Hollow Knight: Silksong não será disponibilizado gratuitamente. Assim como aconteceu com o primeiro jogo, trata-se de um título premium que precisa ser adquirido para começar a aventura. Não há modelo gratuito nem recursos essenciais bloqueados por estratégias de monetização. Basta comprar e jogar. O valor varia conforme a plataforma escolhida, mas a Team Cherry costuma adotar uma política de preços bem recebida pela comunidade. Considerando tudo o que Hollow Knight entregou pelo investimento, muitos jogadores acreditam que Silksong tem potencial para oferecer uma relação entre custo e conteúdo igualmente atrativa.
Mas comprar Silksong não é só uma transação financeira, é quase um voto de confiança. Você está dizendo “sim” para um estúdio pequeno que trocou noites de sono por linhas de código e quadros desenhados à mão. Esses desenvolvedores não têm outdoors nas avenidas ou trailers no horário nobre; eles têm paixão, talento e uma comunidade que os sustenta, um jogador por vez. Então, se você curte experiências com personalidade, mundos envolventes e desafios que não pegam leve, talvez o preço de Silksong nem seja um custo — mas um convite.

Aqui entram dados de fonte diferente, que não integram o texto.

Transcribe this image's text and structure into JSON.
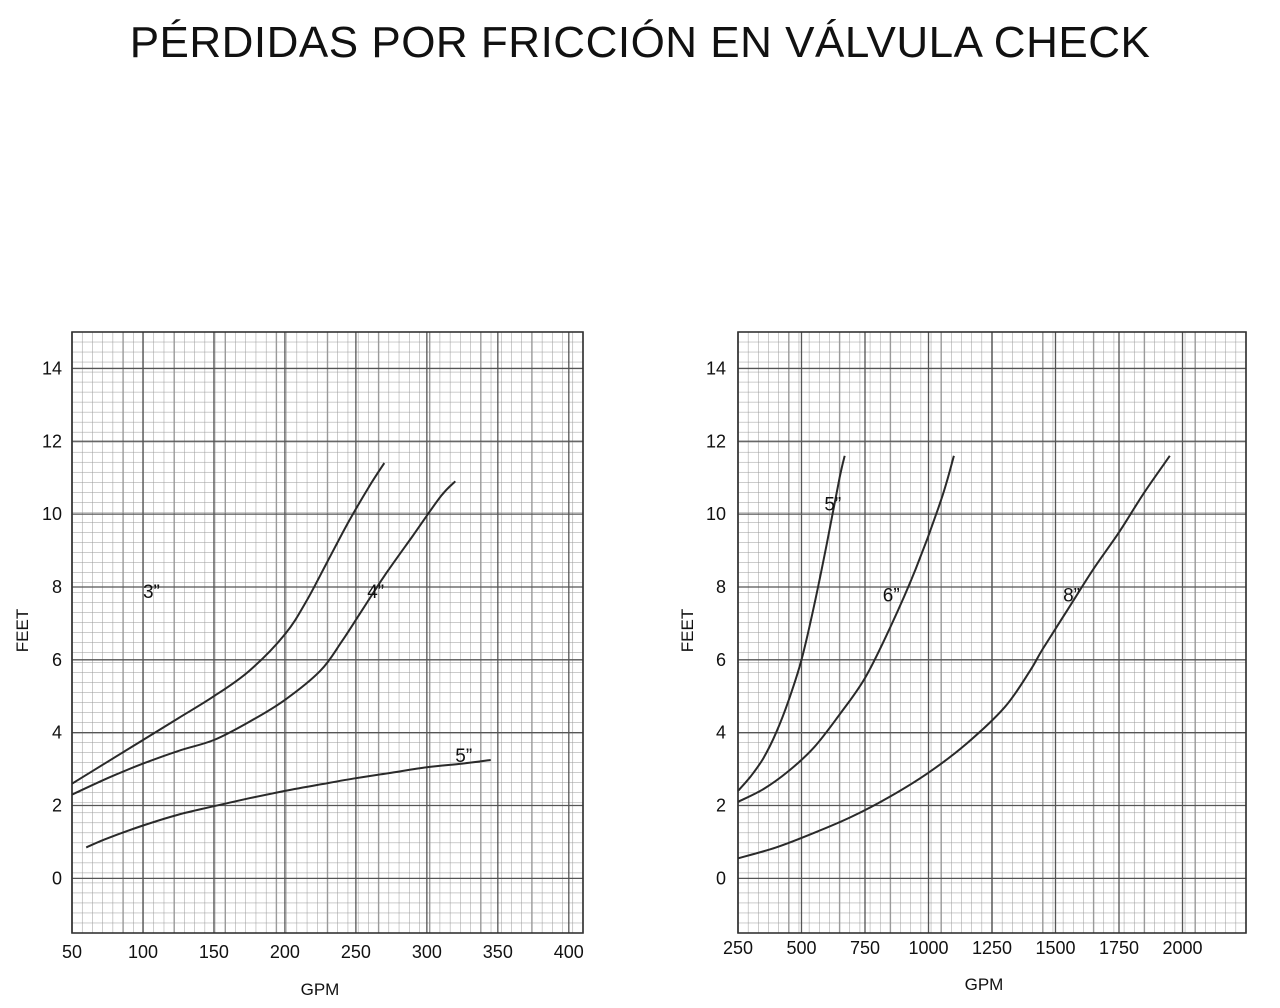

Quais sistemas operacionais são compatíveis com Hollow Knight: Silksong?
Hollow Knight: Silksong decidiu não seguir caminhos estreitos — e isso é uma lufada de ar fresco para os aventureiros de plantão. A Team Cherry, em vez de trancar sua criação em um único cofre digital, abriu as portas para que jogadores dos quatro cantos tecnológicos possam mergulhar nesse mundo encantadoramente sombrio. No PC, seja você um fiel escudeiro do Windows, um devoto do macOS ou um explorador de Linux, a entrada está garantida via Steam. Em outras palavras: seu sistema operacional não será obstáculo. E a travessia continua. Silksong não se limita aos teclados e monitores.

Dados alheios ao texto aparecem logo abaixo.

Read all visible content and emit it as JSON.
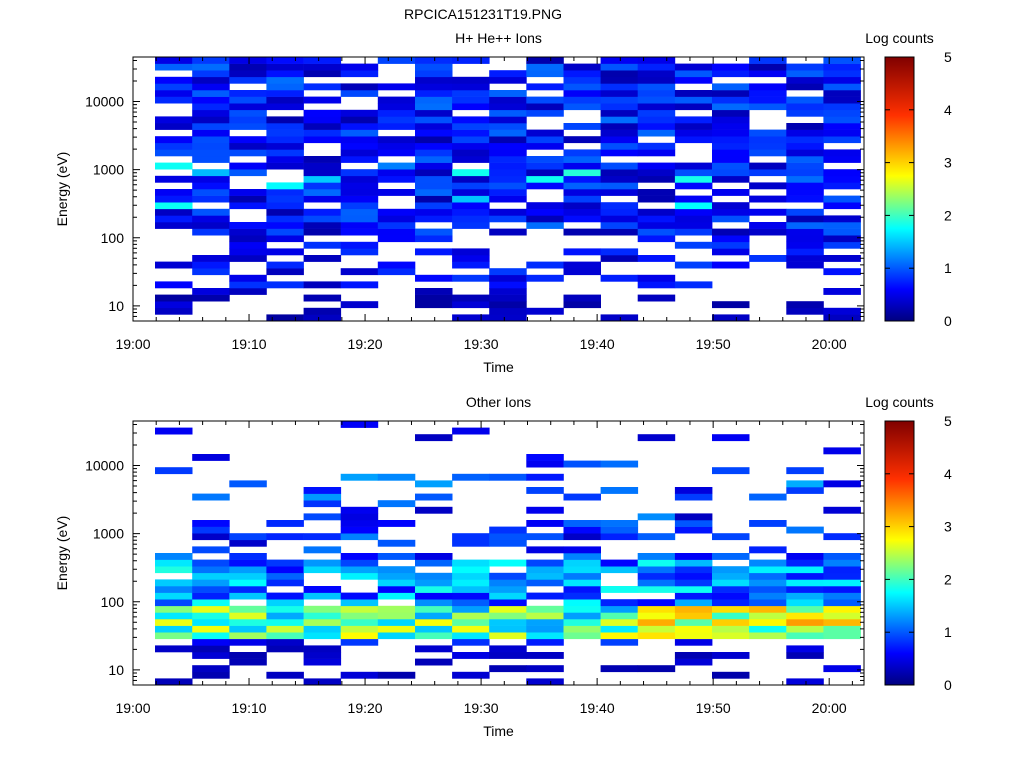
{
  "page_title": "RPCICA151231T19.PNG",
  "chart_data": [
    {
      "type": "heatmap",
      "title": "H+ He++ Ions",
      "xlabel": "Time",
      "ylabel": "Energy (eV)",
      "x_unit": "minutes after 19:00",
      "x_range": [
        0,
        63
      ],
      "x_ticks": [
        {
          "value": 0,
          "label": "19:00"
        },
        {
          "value": 10,
          "label": "19:10"
        },
        {
          "value": 20,
          "label": "19:20"
        },
        {
          "value": 30,
          "label": "19:30"
        },
        {
          "value": 40,
          "label": "19:40"
        },
        {
          "value": 50,
          "label": "19:50"
        },
        {
          "value": 60,
          "label": "20:00"
        }
      ],
      "y_scale": "log",
      "y_range": [
        6,
        45000
      ],
      "y_ticks": [
        {
          "value": 10,
          "label": "10"
        },
        {
          "value": 100,
          "label": "100"
        },
        {
          "value": 1000,
          "label": "1000"
        },
        {
          "value": 10000,
          "label": "10000"
        }
      ],
      "colorbar": {
        "label": "Log counts",
        "min": 0,
        "max": 5,
        "ticks": [
          "0",
          "1",
          "2",
          "3",
          "4",
          "5"
        ]
      },
      "time_bins_start": [
        1.9,
        5.1,
        8.3,
        11.5,
        14.7,
        17.9,
        21.1,
        24.3,
        27.5,
        30.7,
        33.9,
        37.1,
        40.3,
        43.5,
        46.7,
        49.9,
        53.1,
        56.3,
        59.5
      ],
      "time_bin_width": 3.2,
      "energy_bin_count": 40,
      "energy_min": 6,
      "energy_max": 45000,
      "grid": false,
      "counts_description": "broadband low-level counts (0.2-1.5 log counts) from ~100 eV to ~40 keV with gaps; sparse counts below 100 eV; maxima ~2 log counts near 300-1000 eV"
    },
    {
      "type": "heatmap",
      "title": "Other Ions",
      "xlabel": "Time",
      "ylabel": "Energy (eV)",
      "x_unit": "minutes after 19:00",
      "x_range": [
        0,
        63
      ],
      "x_ticks": [
        {
          "value": 0,
          "label": "19:00"
        },
        {
          "value": 10,
          "label": "19:10"
        },
        {
          "value": 20,
          "label": "19:20"
        },
        {
          "value": 30,
          "label": "19:30"
        },
        {
          "value": 40,
          "label": "19:40"
        },
        {
          "value": 50,
          "label": "19:50"
        },
        {
          "value": 60,
          "label": "20:00"
        }
      ],
      "y_scale": "log",
      "y_range": [
        6,
        45000
      ],
      "y_ticks": [
        {
          "value": 10,
          "label": "10"
        },
        {
          "value": 100,
          "label": "100"
        },
        {
          "value": 1000,
          "label": "1000"
        },
        {
          "value": 10000,
          "label": "10000"
        }
      ],
      "colorbar": {
        "label": "Log counts",
        "min": 0,
        "max": 5,
        "ticks": [
          "0",
          "1",
          "2",
          "3",
          "4",
          "5"
        ]
      },
      "time_bins_start": [
        1.9,
        5.1,
        8.3,
        11.5,
        14.7,
        17.9,
        21.1,
        24.3,
        27.5,
        30.7,
        33.9,
        37.1,
        40.3,
        43.5,
        46.7,
        49.9,
        53.1,
        56.3,
        59.5
      ],
      "time_bin_width": 3.2,
      "energy_bin_count": 40,
      "energy_min": 6,
      "energy_max": 45000,
      "grid": false,
      "counts_description": "intense band ~28-80 eV peaking ~3.2 log counts (yellow/orange), moderate counts 80-400 eV, sparse counts above 1 keV"
    }
  ]
}
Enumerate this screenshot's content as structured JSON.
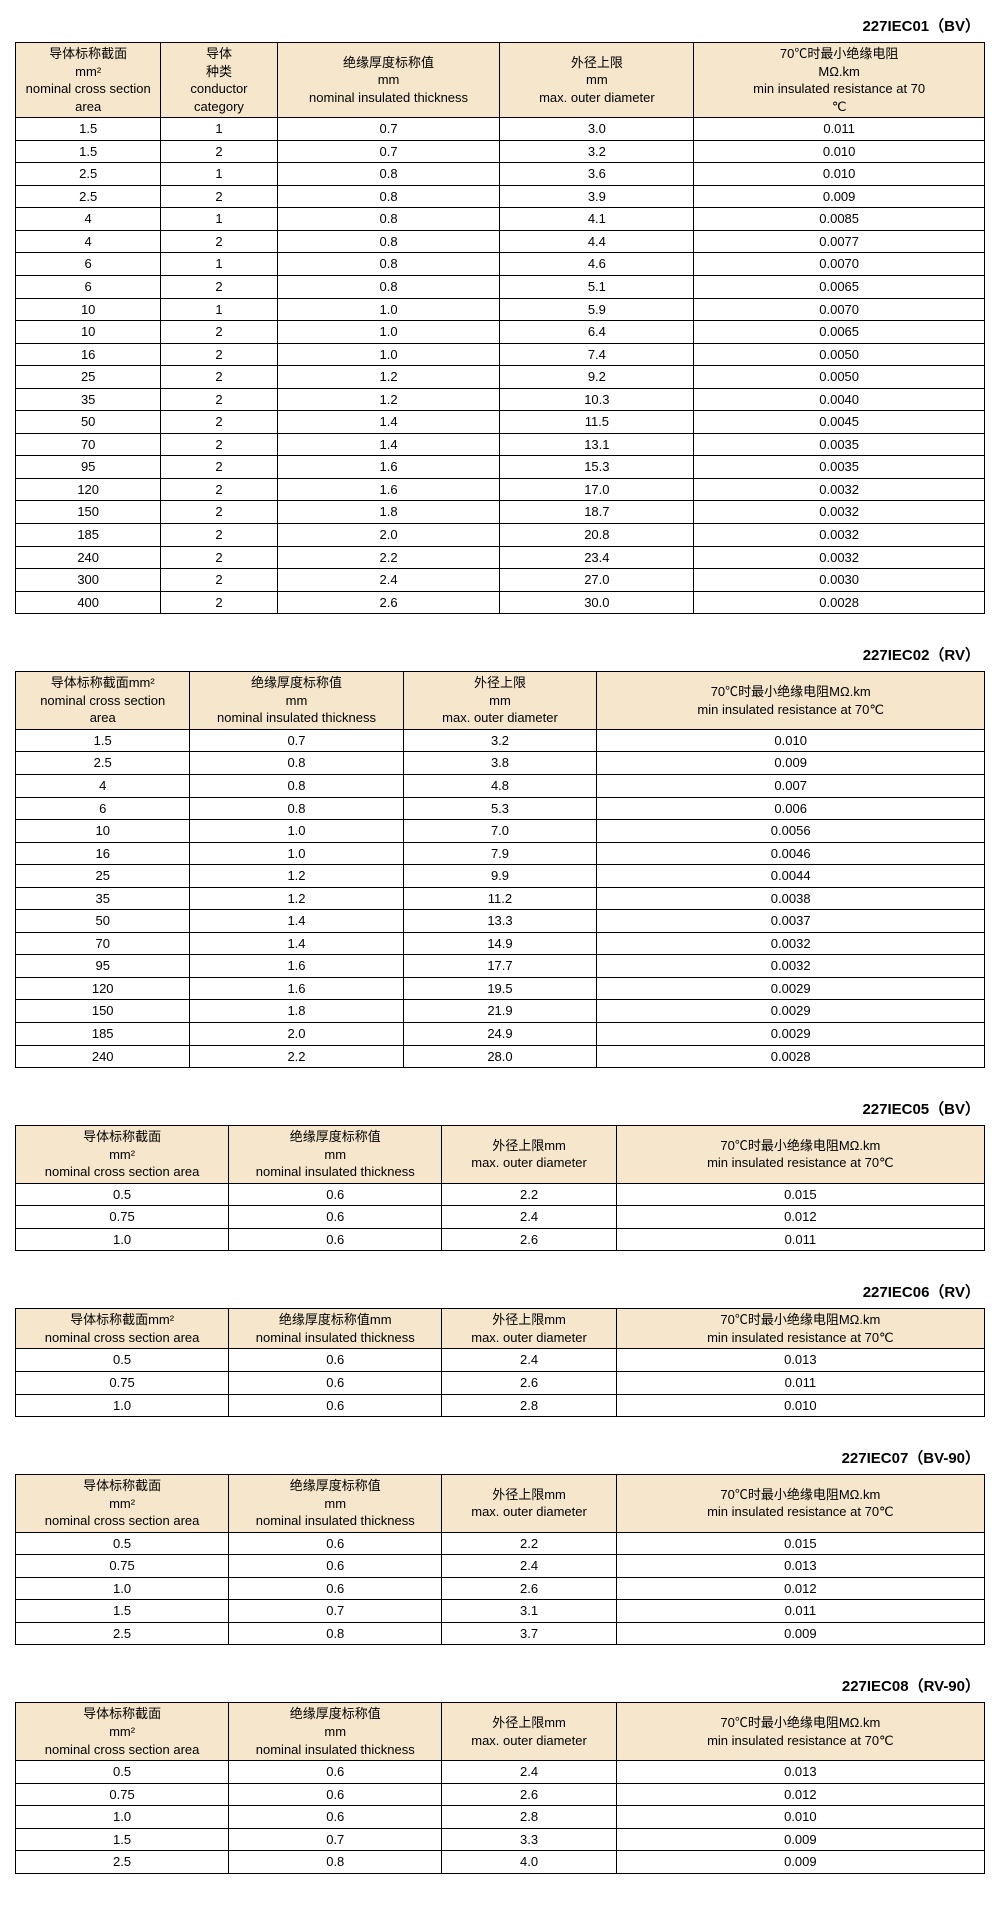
{
  "tables": [
    {
      "title": "227IEC01（BV）",
      "columns": [
        {
          "lines": [
            "导体标称截面",
            "mm²",
            "nominal cross section",
            "area"
          ],
          "width": "15%"
        },
        {
          "lines": [
            "导体",
            "种类",
            "conductor",
            "category"
          ],
          "width": "12%"
        },
        {
          "lines": [
            "绝缘厚度标称值",
            "mm",
            "nominal insulated thickness"
          ],
          "width": "23%"
        },
        {
          "lines": [
            "外径上限",
            "mm",
            "max. outer diameter"
          ],
          "width": "20%"
        },
        {
          "lines": [
            "70℃时最小绝缘电阻",
            "MΩ.km",
            "min insulated resistance at 70",
            "℃"
          ],
          "width": "30%"
        }
      ],
      "rows": [
        [
          "1.5",
          "1",
          "0.7",
          "3.0",
          "0.011"
        ],
        [
          "1.5",
          "2",
          "0.7",
          "3.2",
          "0.010"
        ],
        [
          "2.5",
          "1",
          "0.8",
          "3.6",
          "0.010"
        ],
        [
          "2.5",
          "2",
          "0.8",
          "3.9",
          "0.009"
        ],
        [
          "4",
          "1",
          "0.8",
          "4.1",
          "0.0085"
        ],
        [
          "4",
          "2",
          "0.8",
          "4.4",
          "0.0077"
        ],
        [
          "6",
          "1",
          "0.8",
          "4.6",
          "0.0070"
        ],
        [
          "6",
          "2",
          "0.8",
          "5.1",
          "0.0065"
        ],
        [
          "10",
          "1",
          "1.0",
          "5.9",
          "0.0070"
        ],
        [
          "10",
          "2",
          "1.0",
          "6.4",
          "0.0065"
        ],
        [
          "16",
          "2",
          "1.0",
          "7.4",
          "0.0050"
        ],
        [
          "25",
          "2",
          "1.2",
          "9.2",
          "0.0050"
        ],
        [
          "35",
          "2",
          "1.2",
          "10.3",
          "0.0040"
        ],
        [
          "50",
          "2",
          "1.4",
          "11.5",
          "0.0045"
        ],
        [
          "70",
          "2",
          "1.4",
          "13.1",
          "0.0035"
        ],
        [
          "95",
          "2",
          "1.6",
          "15.3",
          "0.0035"
        ],
        [
          "120",
          "2",
          "1.6",
          "17.0",
          "0.0032"
        ],
        [
          "150",
          "2",
          "1.8",
          "18.7",
          "0.0032"
        ],
        [
          "185",
          "2",
          "2.0",
          "20.8",
          "0.0032"
        ],
        [
          "240",
          "2",
          "2.2",
          "23.4",
          "0.0032"
        ],
        [
          "300",
          "2",
          "2.4",
          "27.0",
          "0.0030"
        ],
        [
          "400",
          "2",
          "2.6",
          "30.0",
          "0.0028"
        ]
      ]
    },
    {
      "title": "227IEC02（RV）",
      "columns": [
        {
          "lines": [
            "导体标称截面mm²",
            "nominal cross section",
            "area"
          ],
          "width": "18%"
        },
        {
          "lines": [
            "绝缘厚度标称值",
            "mm",
            "nominal insulated thickness"
          ],
          "width": "22%"
        },
        {
          "lines": [
            "外径上限",
            "mm",
            "max. outer diameter"
          ],
          "width": "20%"
        },
        {
          "lines": [
            "70℃时最小绝缘电阻MΩ.km",
            "min insulated resistance at 70℃"
          ],
          "width": "40%"
        }
      ],
      "rows": [
        [
          "1.5",
          "0.7",
          "3.2",
          "0.010"
        ],
        [
          "2.5",
          "0.8",
          "3.8",
          "0.009"
        ],
        [
          "4",
          "0.8",
          "4.8",
          "0.007"
        ],
        [
          "6",
          "0.8",
          "5.3",
          "0.006"
        ],
        [
          "10",
          "1.0",
          "7.0",
          "0.0056"
        ],
        [
          "16",
          "1.0",
          "7.9",
          "0.0046"
        ],
        [
          "25",
          "1.2",
          "9.9",
          "0.0044"
        ],
        [
          "35",
          "1.2",
          "11.2",
          "0.0038"
        ],
        [
          "50",
          "1.4",
          "13.3",
          "0.0037"
        ],
        [
          "70",
          "1.4",
          "14.9",
          "0.0032"
        ],
        [
          "95",
          "1.6",
          "17.7",
          "0.0032"
        ],
        [
          "120",
          "1.6",
          "19.5",
          "0.0029"
        ],
        [
          "150",
          "1.8",
          "21.9",
          "0.0029"
        ],
        [
          "185",
          "2.0",
          "24.9",
          "0.0029"
        ],
        [
          "240",
          "2.2",
          "28.0",
          "0.0028"
        ]
      ]
    },
    {
      "title": "227IEC05（BV）",
      "columns": [
        {
          "lines": [
            "导体标称截面",
            "mm²",
            "nominal cross section area"
          ],
          "width": "22%"
        },
        {
          "lines": [
            "绝缘厚度标称值",
            "mm",
            "nominal insulated thickness"
          ],
          "width": "22%"
        },
        {
          "lines": [
            "外径上限mm",
            "max. outer diameter"
          ],
          "width": "18%"
        },
        {
          "lines": [
            "70℃时最小绝缘电阻MΩ.km",
            "min insulated resistance at 70℃"
          ],
          "width": "38%"
        }
      ],
      "rows": [
        [
          "0.5",
          "0.6",
          "2.2",
          "0.015"
        ],
        [
          "0.75",
          "0.6",
          "2.4",
          "0.012"
        ],
        [
          "1.0",
          "0.6",
          "2.6",
          "0.011"
        ]
      ]
    },
    {
      "title": "227IEC06（RV）",
      "columns": [
        {
          "lines": [
            "导体标称截面mm²",
            "nominal cross section area"
          ],
          "width": "22%"
        },
        {
          "lines": [
            "绝缘厚度标称值mm",
            "nominal insulated thickness"
          ],
          "width": "22%"
        },
        {
          "lines": [
            "外径上限mm",
            "max. outer diameter"
          ],
          "width": "18%"
        },
        {
          "lines": [
            "70℃时最小绝缘电阻MΩ.km",
            "min insulated resistance at 70℃"
          ],
          "width": "38%"
        }
      ],
      "rows": [
        [
          "0.5",
          "0.6",
          "2.4",
          "0.013"
        ],
        [
          "0.75",
          "0.6",
          "2.6",
          "0.011"
        ],
        [
          "1.0",
          "0.6",
          "2.8",
          "0.010"
        ]
      ]
    },
    {
      "title": "227IEC07（BV-90）",
      "columns": [
        {
          "lines": [
            "导体标称截面",
            "mm²",
            "nominal cross section area"
          ],
          "width": "22%"
        },
        {
          "lines": [
            "绝缘厚度标称值",
            "mm",
            "nominal insulated thickness"
          ],
          "width": "22%"
        },
        {
          "lines": [
            "外径上限mm",
            "max. outer diameter"
          ],
          "width": "18%"
        },
        {
          "lines": [
            "70℃时最小绝缘电阻MΩ.km",
            "min insulated resistance at 70℃"
          ],
          "width": "38%"
        }
      ],
      "rows": [
        [
          "0.5",
          "0.6",
          "2.2",
          "0.015"
        ],
        [
          "0.75",
          "0.6",
          "2.4",
          "0.013"
        ],
        [
          "1.0",
          "0.6",
          "2.6",
          "0.012"
        ],
        [
          "1.5",
          "0.7",
          "3.1",
          "0.011"
        ],
        [
          "2.5",
          "0.8",
          "3.7",
          "0.009"
        ]
      ]
    },
    {
      "title": "227IEC08（RV-90）",
      "columns": [
        {
          "lines": [
            "导体标称截面",
            "mm²",
            "nominal cross section area"
          ],
          "width": "22%"
        },
        {
          "lines": [
            "绝缘厚度标称值",
            "mm",
            "nominal insulated thickness"
          ],
          "width": "22%"
        },
        {
          "lines": [
            "外径上限mm",
            "max. outer diameter"
          ],
          "width": "18%"
        },
        {
          "lines": [
            "70℃时最小绝缘电阻MΩ.km",
            "min insulated resistance at 70℃"
          ],
          "width": "38%"
        }
      ],
      "rows": [
        [
          "0.5",
          "0.6",
          "2.4",
          "0.013"
        ],
        [
          "0.75",
          "0.6",
          "2.6",
          "0.012"
        ],
        [
          "1.0",
          "0.6",
          "2.8",
          "0.010"
        ],
        [
          "1.5",
          "0.7",
          "3.3",
          "0.009"
        ],
        [
          "2.5",
          "0.8",
          "4.0",
          "0.009"
        ]
      ]
    }
  ],
  "colors": {
    "header_bg": "#f6e6cc",
    "border": "#000000"
  }
}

Silksong também marca presença nos consoles, chegando ao Nintendo Switch, ao aguardado Switch 2, além de PlayStation 4, PlayStation 5, Xbox One e Xbox Series X|S. Essa ampla disponibilidade reforça a intenção da Team Cherry de levar a aventura ao maior número possível de jogadores. Seja no computador, no console ou em um dispositivo portátil, existe uma plataforma pronta para receber a jornada de Hornet. Agora, basta escolher onde começar essa nova exploração.

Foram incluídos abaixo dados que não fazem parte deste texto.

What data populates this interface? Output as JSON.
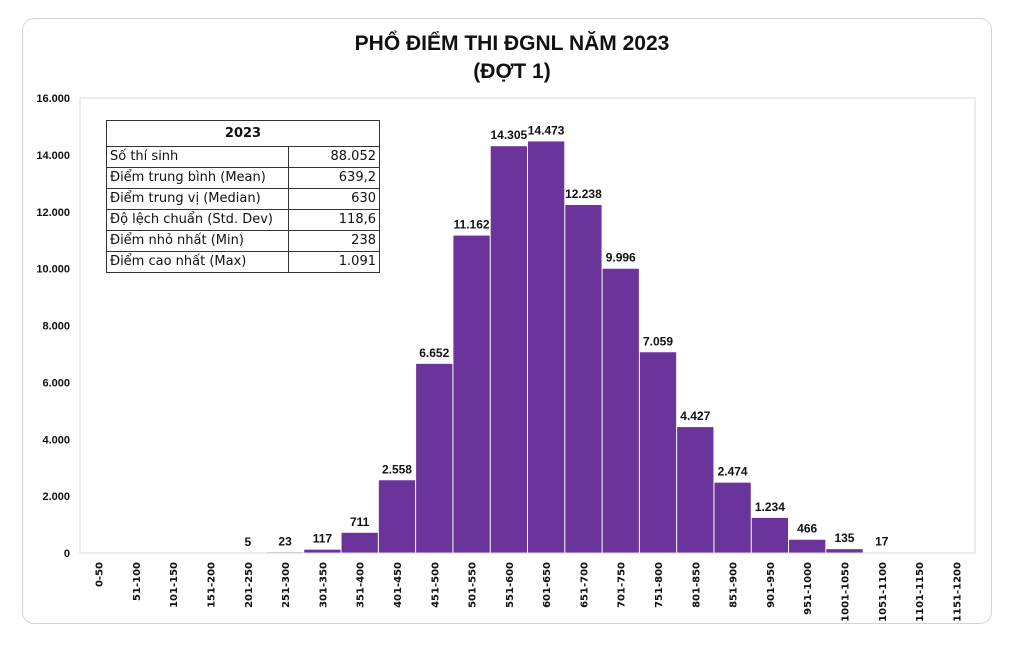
{
  "chart_data": {
    "type": "bar",
    "title": "PHỔ ĐIỂM THI ĐGNL NĂM 2023",
    "subtitle": "(ĐỢT 1)",
    "categories": [
      "0-50",
      "51-100",
      "101-150",
      "151-200",
      "201-250",
      "251-300",
      "301-350",
      "351-400",
      "401-450",
      "451-500",
      "501-550",
      "551-600",
      "601-650",
      "651-700",
      "701-750",
      "751-800",
      "801-850",
      "851-900",
      "901-950",
      "951-1000",
      "1001-1050",
      "1051-1100",
      "1101-1150",
      "1151-1200"
    ],
    "values": [
      0,
      0,
      0,
      0,
      5,
      23,
      117,
      711,
      2558,
      6652,
      11162,
      14305,
      14473,
      12238,
      9996,
      7059,
      4427,
      2474,
      1234,
      466,
      135,
      17,
      0,
      0
    ],
    "ylim": [
      0,
      16000
    ],
    "yticks": [
      0,
      2000,
      4000,
      6000,
      8000,
      10000,
      12000,
      14000,
      16000
    ],
    "ytick_labels": [
      "0",
      "2.000",
      "4.000",
      "6.000",
      "8.000",
      "10.000",
      "12.000",
      "14.000",
      "16.000"
    ],
    "xlabel": "",
    "ylabel": "",
    "bar_color": "#6a349a",
    "grid": false
  },
  "stats_table": {
    "header": "2023",
    "rows": [
      {
        "label": "Số thí sinh",
        "value": "88.052"
      },
      {
        "label": "Điểm trung bình (Mean)",
        "value": "639,2"
      },
      {
        "label": "Điểm trung vị (Median)",
        "value": "630"
      },
      {
        "label": "Độ lệch chuẩn (Std. Dev)",
        "value": "118,6"
      },
      {
        "label": "Điểm nhỏ nhất (Min)",
        "value": "238"
      },
      {
        "label": "Điểm cao nhất (Max)",
        "value": "1.091"
      }
    ]
  }
}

Quais são as alternativas ao Hollow Knight: Silksong?
Silksong ainda nem chegou, mas já deixou um rastro de expectativa que faz qualquer fã do gênero sair em busca de algo que preencha esse vazio digital. E, por sorte ou destino, há por aí alguns jogos que podem não ser cópias carbono, mas compartilham aquela centelha que acende o mesmo tipo de fascínio.
Dead Cells, por exemplo, é como um jazzista em um mundo de música clássica: improvisa, muda a cada partida e nunca toca a mesma nota duas vezes. Esqueça os mapas meticulosamente esculpidos de Silksong — aqui, cada corredor pode ser uma armadilha ou um atalho para a glória. O combate? Uma dança afiada entre reflexo e caos. Ideal para quem gosta de viver perigosamente e morrer tentando.
Já Little Nightmares II não quer saber de lutas épicas ou habilidades desbloqueáveis. Ele prefere sussurrar no seu ouvido enquanto você caminha por cenários que parecem ter saído de um pesadelo estilizado. É um jogo que não grita — ele murmura, insinua e desaparece na penumbra. O tipo de experiência que deixa mais perguntas do que respostas, e talvez seja exatamente isso que o torna tão magnético.
E então vem Ori and the Will of the Wisps, que é como assistir a um poema em movimento. Saltos precisos, lágrimas inesperadas e trilhas sonoras que grudam na alma como se tivessem sido compostas para embalar memórias esquecidas. Ori não quer apenas ser jogado — ele quer ser sentido. E consegue.
No horizonte, uma promessa: Nine Sols. Ainda envolto em mistério, mas com trailers suficientes para provocar arrepios nos entusiastas do combate técnico. Imagine Sekiro pegando carona num trem Metroidvania futurista — é mais ou menos por aí. Se cumprir o que promete, pode muito bem se tornar o novo nome sussurrado entre os órfãos de Silksong.
No fim das contas, talvez a espera por Silksong seja só o pretexto perfeito para descobrir outros mundos onde o desafio encontra a beleza — e onde cada game over é só o começo de outra história.